Tymi słowami 19-letnia Roisin Murphy przywitała na imprezie Marka Brydona, muzyka i producenta, który poszukiwał wokalistki do swojego solowego projektu. Para upamiętniła ten szczególny moment, tytułując swój debiutancki album tym właśnie zdaniem (Do You Like My Tight Sweater?). Tak zrodził się romantyczny duet Moloko, jeden z najbardziej zaskakujących zespołów ostatnich lat. Roisin Murphy urodziła się w Irlandii i jak wyznała pół żartem, pół serio, wcześniej śpiewała tylko pod prysznicem. Brydon potraktował tę deklarację jako zaletę, dobrze znając zmanierowane wokalistki, potrafiące zaśpiewać niemal wszystko, ale zupełnie pozbawione osobowości i całkowicie zależne od swoich menedżerów i wytwórni.
I nie pomylił się. Roisin szybko wyrosła na jedną z największych gwiazd sceny tanecznej, zadziwiając swoim talentem wokalnym, niekonwencjonalnym zachowaniem, wymyślnymi strojami i kontrowersyjnymi wypowiedziami.

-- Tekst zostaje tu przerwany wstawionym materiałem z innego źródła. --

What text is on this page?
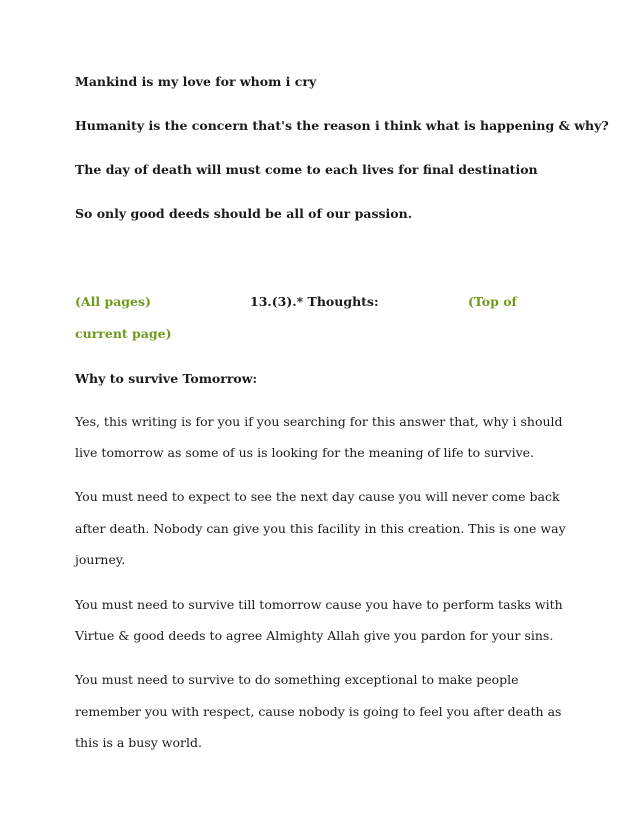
Mankind is my love for whom i cry

Humanity is the concern that's the reason i think what is happening & why?

The day of death will must come to each lives for final destination

So only good deeds should be all of our passion.

(All pages)	13.(3).* Thoughts:	(Top of
current page)

Why to survive Tomorrow:

Yes, this writing is for you if you searching for this answer that, why i should

live tomorrow as some of us is looking for the meaning of life to survive.

You must need to expect to see the next day cause you will never come back

after death. Nobody can give you this facility in this creation. This is one way

journey.

You must need to survive till tomorrow cause you have to perform tasks with

Virtue & good deeds to agree Almighty Allah give you pardon for your sins.

You must need to survive to do something exceptional to make people

remember you with respect, cause nobody is going to feel you after death as

this is a busy world.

Na pierwszym albumie Moloko zaprezentowało nowoczesną mieszankę gatunków muzycznych, która złożyła się na niepowtarzalny styl zespołu. Pop miesza się tu z funkiem, elektronika z dźwiękami akustycznymi, co chwila zmieniają się rytmy i konwencje. Różnorodność poszukiwań może sugerować, że Moloko nie wie, dokąd zmierza, ale album broni się wyjątkową konsekwencją. Młodziutka Roisin wykazała na nim niezwykłą muzyczną dojrzałość, bawiąc się swoim głosem, zmieniając maniery wokalne, barwy i tonacje. Udowodniła, że nie jest tylko jedną z sezonowych gwiazdek, ale prawdziwą, świadomą swoich umiejętności artystką.
Futurystyczny pop
Kolejny krążek duetu zatytułowany I Am Not A Doctor stanowi naturalne rozwinięcie debiutu. Futurystyczny pop, jak niektórzy określają styl Moloko, wzbogacony został o więcej „żywych” instrumentów i zwariowane sample. Roisin ciągle jest w świetnej formie, nadal zadziwia umiejętnościami warsztatowymi i mnogością muzycznych twarzy. Z tej płyty pochodzi pierwowzór wielkiego przeboju Sing It Back, zremiksowany w 2000 roku w house’owej wersji, która ukazała się na końcu następnego albumu zespołu pt. Things To Make And Do. Teledysk do tej piosenki – w stylu roztańczonego disco – uczynił z Murphy i Moloko światową gwiazdę. Następny singiel The Time Is Now potwierdził tylko klasę i pozycję duetu z Sheffield. Zespół wyruszył w długą i wyczerpującą trasę koncertową, występując m.in. podczas festiwalu w Sopocie. Roisin Murphy, dzięki scenicznej charyzmie i niezwykłym kreacjom, porwała publiczność do szalonej zabawy, a zespół udowodnił, że na żywo jest w stanie zaoferować nawet więcej niż w studio.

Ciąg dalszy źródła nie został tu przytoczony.